MaKami College Inc
- Former names: MaKami College of Massage and Holistic Arts
- Type: Independent Academic Institution
- Established: 2001
- Founder: Marija Pavkovic Tovissi
- Officer in charge: Marija Pavkovic Tovissi
- Students: 2000+^{[citation needed]}
- Location: Edmonton and Calgary, Alberta, Canada 53°32′23″N 113°25′24″W﻿ / ﻿53.5397°N 113.4232°W (Edmonton location)
- Mascot: MaKami Max
- Website: makamicollege.com

= MaKami College =

Post-secondary college in Alberta, Canada

MaKami College is a publicly-funded career college in Edmonton and Calgary, Alberta, Canada. It was incorporated in Edmonton in 2001 as a for-profit private career college, and was designated an independent academic institution in Alberta in 2023. The college became a not-for-profit educational institution in 2024.

== History ==

MaKami College was founded as a vocational school in Edmonton in 2001 by Marija Pavkovic Tovissi, specializing in massage therapy. The school originally struggled to find an insurer and created its own insurance company to solve this problem. It has expanded to include early childhood education, personal trainer, medical office assistant, health care aide, master instructor, business administration, security, and applied politics.

In 2013, MaKami College opened a second campus in Calgary. In 2019, MaKami College's Edmonton campus moved into the Bonnie Doon Shopping Centre, in a location formerly occupied by the department store Sears. In 2021, a second Calgary location opened in the Marlborough Mall, also in a former Sears space.

In March 2023, the school was granted Independent Academic Institution status by the government of Alberta.
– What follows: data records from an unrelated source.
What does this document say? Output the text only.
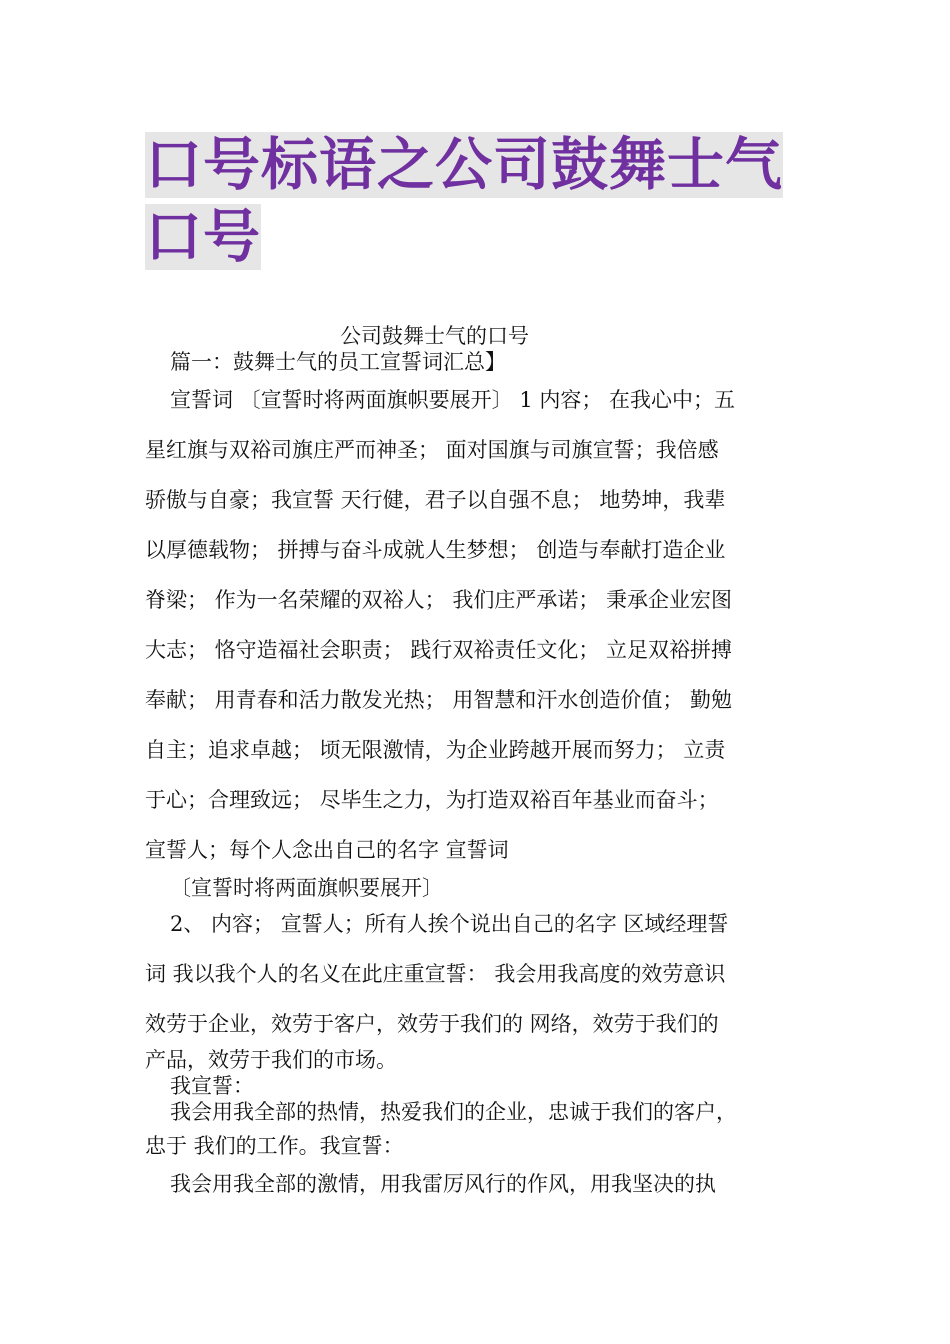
口号标语之公司鼓舞士气
口号

公司鼓舞士气的口号

篇一：鼓舞士气的员工宣誓词汇总】

宣誓词 〔宣誓时将两面旗帜要展开〕 1 内容； 在我心中；五

星红旗与双裕司旗庄严而神圣； 面对国旗与司旗宣誓；我倍感

骄傲与自豪；我宣誓 天行健，君子以自强不息； 地势坤，我辈

以厚德载物； 拼搏与奋斗成就人生梦想； 创造与奉献打造企业

脊梁； 作为一名荣耀的双裕人； 我们庄严承诺； 秉承企业宏图

大志； 恪守造福社会职责； 践行双裕责任文化； 立足双裕拼搏

奉献； 用青春和活力散发光热； 用智慧和汗水创造价值； 勤勉

自主；追求卓越； 顷无限激情，为企业跨越开展而努力； 立责

于心；合理致远； 尽毕生之力，为打造双裕百年基业而奋斗；

宣誓人；每个人念出自己的名字 宣誓词

〔宣誓时将两面旗帜要展开〕

2、 内容； 宣誓人；所有人挨个说出自己的名字 区域经理誓

词 我以我个人的名义在此庄重宣誓： 我会用我高度的效劳意识

效劳于企业，效劳于客户，效劳于我们的 网络，效劳于我们的

产品，效劳于我们的市场。

我宣誓：

我会用我全部的热情，热爱我们的企业，忠诚于我们的客户，

忠于 我们的工作。我宣誓：

我会用我全部的激情，用我雷厉风行的作风，用我坚决的执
The Parkland Institute criticized this decision, citing program duplication, the inflated costs of MaKami's programs relative to similar programs, and that the decision could permit private for-profit postsecondary schools to receive public funding in the future.

== Programming ==

MaKami College has two campuses, located in Edmonton and Calgary.

The Edmonton campus offers programs in Massage Therapy, Early Childhood Education, Personal Training, Medical Office Assistant, Health Care Aide (HCA), Business Administration, Master Instructor, Security, Applied Politics and Continuing Education.

The Calgary campus has programs in Massage Therapy, Early Childhood Education, Personal Training, Medical Office Assistant, Health Care Aide (HCA), Business Administration, Master Instructor, Security, Applied Politics and Continuing Education.